In order to live in this hybrid paradigm we have to operate under the assumption that there is no inherent bias in the criminal justice system and that all judges operate without bias or wrongful discrimination. We’ll hold for applause.
The data used to fuel these black box systems is based on real cases. In order to create “clean data” we’d have to let algorithms make all the decisions in an untouched legal environment.
The framing trap basically says that, no matter how we look at a problem, machine learning can’t model things that have no mathematical basis. We need an additional frame in order to overcome this problem: a socio-technical frame. The proposed socio-technical frame takes those decisions made by humans and human institutions and encapsulates them as part of the algorithms overall design, thus addressing inherent bias.
And that brings us to the final trap: the “Portability Trap.” The others are small potatoes compared to this one. Portability is a deeply-ingrained measure of “cleanliness” in code. Developers pride themselves on writing “clean code” because it means they’ve found the most effective way to handle a difficult problem.
Basically, a good programmer makes a “box” and the client decides what to put in it. Think about this: you don’t order 10 boxes in the shape of a coffee cup to ship your “world’s greatest” mug collection. You get a box that’ll fit them all. And you can reuse that box later to store books, or human heads. But that’s the opposite of what the justice system should be doing. Determining whether a person should stay in jail until they’re proven innocent, or how many years they should stay if they’re found guilty, should take more than just consideration of the minimum amount of data a black box system can parse.
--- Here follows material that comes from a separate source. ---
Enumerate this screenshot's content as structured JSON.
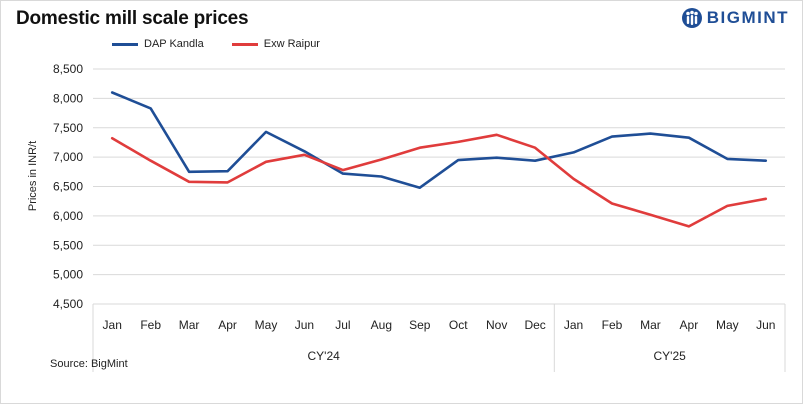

As the researchers put it:
Consider an automated resumé screen: we might be less concerned with false negatives than false positives because there is more filtering at the back end (the interview itself). Where false negatives end the process entirely, closing out particular candidates, the consequence of false positives is a little extra work for the employer. In the criminal justice context, however, we might be most concerned about equalizing false positives, which result in keeping people locked up and where disparities will further entrench a minority-dominated prisoner underclass
We need algorithms designed for the purpose when humans’ freedoms are being decided, not clean code ready to make whatever predictions an end-user wants.
Algorithms reinforce existing bias and introduce new biases if they don’t have socio-technical models to prevent each of the aforementioned traps. And it’s a safe bet to assume that none of the algorithms in use in US courtrooms have such a model in place because, as far as we know, they don’t exist yet.
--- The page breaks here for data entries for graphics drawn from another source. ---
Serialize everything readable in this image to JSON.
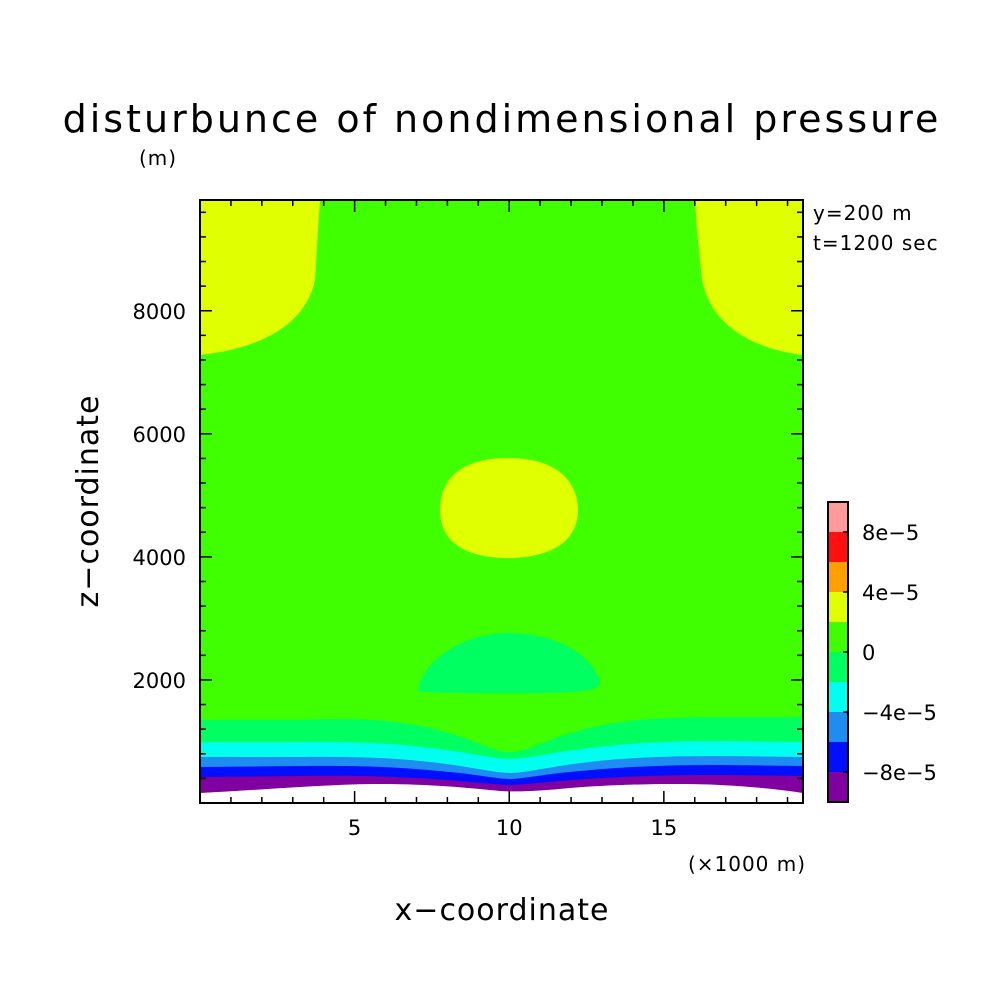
{
  "chart_data": {
    "type": "heatmap",
    "title": "disturbunce of nondimensional pressure",
    "xlabel": "x−coordinate",
    "ylabel": "z−coordinate",
    "x_unit": "(×1000 m)",
    "y_unit": "(m)",
    "xlim": [
      0,
      19.5
    ],
    "ylim": [
      0,
      9800
    ],
    "x_ticks": [
      5,
      10,
      15
    ],
    "x_tick_labels": [
      "5",
      "10",
      "15"
    ],
    "y_ticks": [
      2000,
      4000,
      6000,
      8000
    ],
    "y_tick_labels": [
      "2000",
      "4000",
      "6000",
      "8000"
    ],
    "annotations": [
      "y=200 m",
      "t=1200 sec"
    ],
    "colorbar": {
      "levels": [
        -0.0001,
        -8e-05,
        -6e-05,
        -4e-05,
        -2e-05,
        0,
        2e-05,
        4e-05,
        6e-05,
        8e-05,
        0.0001
      ],
      "colors": [
        "#8000a0",
        "#0010ff",
        "#1e8cf0",
        "#00ffee",
        "#00ff60",
        "#40ff00",
        "#e0ff00",
        "#ffa000",
        "#ff1010",
        "#ff9b9b"
      ],
      "tick_labels": [
        "−8e−5",
        "−4e−5",
        "0",
        "4e−5",
        "8e−5"
      ],
      "tick_values": [
        -8e-05,
        -4e-05,
        0,
        4e-05,
        8e-05
      ]
    },
    "regions": [
      {
        "level": "0 to 2e-5",
        "color": "#40ff00",
        "description": "background field"
      },
      {
        "level": "2e-5 to 4e-5",
        "x": [
          0,
          3.8
        ],
        "z": [
          7400,
          9800
        ]
      },
      {
        "level": "2e-5 to 4e-5",
        "x": [
          16.0,
          19.5
        ],
        "z": [
          7400,
          9800
        ]
      },
      {
        "level": "2e-5 to 4e-5",
        "x": [
          7.8,
          12.2
        ],
        "z": [
          4100,
          5700
        ]
      },
      {
        "level": "-2e-5 to 0",
        "x": [
          7.0,
          13.0
        ],
        "z": [
          1800,
          2800
        ]
      },
      {
        "level": "-2e-5 to 0",
        "x": [
          0,
          19.5
        ],
        "z": [
          900,
          1400
        ]
      },
      {
        "level": "-4e-5 to -2e-5",
        "x": [
          0,
          19.5
        ],
        "z": [
          700,
          1000
        ]
      },
      {
        "level": "-6e-5 to -4e-5",
        "x": [
          0,
          19.5
        ],
        "z": [
          550,
          780
        ]
      },
      {
        "level": "-8e-5 to -6e-5",
        "x": [
          0,
          19.5
        ],
        "z": [
          400,
          620
        ]
      },
      {
        "level": "-1e-4 to -8e-5",
        "x": [
          0,
          19.5
        ],
        "z": [
          180,
          460
        ]
      }
    ]
  }
}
You might be wondering how we’re supposed to fix the problem. The solution is easier than you think, as the researchers wrote:
In a standard computer science paper, this is where we would suggest technical solutions. But guided by our analysis, our main proposed “solution” is a focus on the process of determining where and how to apply technical solutions.
The researchers believe the solution involves critical evaluation and increased interaction between disciplines. Here at TNW, it seems to us, that the easiest way to fix the problem, for now, is by acknowledging algorithms in the criminal justice system are all probably biased, and removing them from our courthouses.
Edit 13:06 CST 2/7/2019: Added context. The “abandon algorithms” takeaway is the author’s own, and shouldn’t be confused with the intent of the research discussed in this piece.